5. The remote fire monitoring and managing system according to claim 4, wherein the central control unit is provided with an error prevention unit, and the central control unit can be operated only after the manager completes the setting operation of the error prevention unit; the screen may be provided for presenting the anti-misoperation unit, the automatic fire apparatus, the smoke evacuation device, the emergency lighting unit, and the method of operation of the circuit breaker.

6. A method of smoke detection, comprising:

(A) taking a monitoring video, wherein the monitoring video comprises a first image and a second image, performing static analysis on the first monitoring video, comparing the first image with the second image to obtain first moving object image capture data of the first image and second moving object image capture data of the second image, and when the first moving object image data or the second moving image data conforms to a formula: r ± α ═ G ± α ═ B ± α, and conforms to the formula: l is a radical of an alcohol ₁ ≤I≤L ₂ 、D ₁ ≤I≤D ₂ When one of the two is selected, the image data of the moving object is judged to be probably smoke image data; r, G, B represents the moving object image data belonging to red R, green G, and blue B values in RGB color model; alpha is an error value and is more than or equal to 15 and less than or equal to 20; i is a numerical value of the brightness of the moving object image data in the HSI color model; l is ₁ 、L ₂ The brightness range value of the dark gray scale in the HSI color model is obtained; d ₁ 、D ₂ The brightness range value of the bright gray scale in the HSI color model;

(B) and dynamically analyzing the first moving object image data and the second moving object image data, wherein the first moving object image data is firstly and sequentially according to a formula: m _pq ＝∑∑f(x,y)x ^p y ^q 、

Calculating the gravity center of the first moving object image data

if yes, the first moving object image data and the second moving object image data are judgedAnd if the moving object image data is smoke, otherwise, the first moving object image data and the second moving object image data are not smoke.

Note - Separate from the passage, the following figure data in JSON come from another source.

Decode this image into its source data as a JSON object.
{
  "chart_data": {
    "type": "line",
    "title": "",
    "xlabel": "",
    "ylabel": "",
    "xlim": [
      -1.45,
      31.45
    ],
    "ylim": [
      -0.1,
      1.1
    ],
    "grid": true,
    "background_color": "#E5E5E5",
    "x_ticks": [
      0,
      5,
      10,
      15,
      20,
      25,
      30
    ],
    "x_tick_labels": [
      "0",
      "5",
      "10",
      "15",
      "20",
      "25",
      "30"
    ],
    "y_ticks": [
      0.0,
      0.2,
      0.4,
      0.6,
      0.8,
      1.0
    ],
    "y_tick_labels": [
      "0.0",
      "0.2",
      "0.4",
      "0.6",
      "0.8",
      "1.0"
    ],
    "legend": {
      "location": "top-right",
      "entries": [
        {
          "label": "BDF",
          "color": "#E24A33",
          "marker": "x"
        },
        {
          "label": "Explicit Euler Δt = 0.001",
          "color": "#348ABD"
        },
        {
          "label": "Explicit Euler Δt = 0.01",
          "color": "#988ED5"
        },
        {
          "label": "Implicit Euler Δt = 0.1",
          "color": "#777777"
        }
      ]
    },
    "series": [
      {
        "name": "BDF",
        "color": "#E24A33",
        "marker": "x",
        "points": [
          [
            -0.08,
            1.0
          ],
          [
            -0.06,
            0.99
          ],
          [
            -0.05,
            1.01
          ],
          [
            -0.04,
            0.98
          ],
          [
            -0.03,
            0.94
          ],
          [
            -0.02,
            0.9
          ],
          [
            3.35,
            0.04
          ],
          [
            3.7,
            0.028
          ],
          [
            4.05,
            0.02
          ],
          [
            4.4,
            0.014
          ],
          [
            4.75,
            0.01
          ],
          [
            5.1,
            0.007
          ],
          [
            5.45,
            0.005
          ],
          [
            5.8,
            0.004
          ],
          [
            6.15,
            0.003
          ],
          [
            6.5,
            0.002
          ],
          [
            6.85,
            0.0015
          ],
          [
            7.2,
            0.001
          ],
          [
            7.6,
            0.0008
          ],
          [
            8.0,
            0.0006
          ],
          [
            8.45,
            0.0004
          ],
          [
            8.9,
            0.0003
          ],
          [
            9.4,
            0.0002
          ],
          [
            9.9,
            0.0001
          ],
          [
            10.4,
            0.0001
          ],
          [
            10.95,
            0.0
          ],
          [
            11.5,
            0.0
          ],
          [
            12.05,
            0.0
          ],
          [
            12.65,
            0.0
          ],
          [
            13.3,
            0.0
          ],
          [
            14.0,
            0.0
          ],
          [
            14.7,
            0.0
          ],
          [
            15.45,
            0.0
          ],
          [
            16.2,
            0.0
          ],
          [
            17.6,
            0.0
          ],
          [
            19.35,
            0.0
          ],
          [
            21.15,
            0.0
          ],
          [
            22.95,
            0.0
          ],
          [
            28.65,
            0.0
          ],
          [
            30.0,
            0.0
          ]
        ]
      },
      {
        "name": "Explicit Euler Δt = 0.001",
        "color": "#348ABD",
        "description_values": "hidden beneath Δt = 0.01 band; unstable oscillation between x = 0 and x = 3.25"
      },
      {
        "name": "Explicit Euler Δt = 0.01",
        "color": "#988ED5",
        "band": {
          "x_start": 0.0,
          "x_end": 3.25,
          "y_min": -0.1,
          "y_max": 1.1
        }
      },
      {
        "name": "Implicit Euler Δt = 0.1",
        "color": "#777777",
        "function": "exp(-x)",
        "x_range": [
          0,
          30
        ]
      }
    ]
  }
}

7. The method according to claim 6, further comprising the step (C): when the second moving object image data and the center of gravity satisfy the formula:

then, whether the second moving object image data meets the chaos rule formula is judged: the SEP/STP is larger than or equal to the STD, if the SEP/STP is not smaller than the STD, the first moving object image data and the second moving object image data are judged not to be smoke, otherwise, the step (D) is executed;

(D) judging the increasing rate of the smoke picture number according to the first moving object image data and the second moving object image data

And then judging whether the increasing rate meets a formula:

if the first moving object image data and the second moving object image data do not meet the preset requirements, judging that the first moving object image data and the second moving object image data are not smoke, otherwise, judging that the first moving object image data and the second moving object image data are smoke; wherein: SEP is the total perimeter of the second moving object image data, STP is the number of smoke pixels of the second moving object image data, STD is the random threshold of smoke, D _g For a threshold value of the rate of increase, N _d Is a critical value for the number of checks.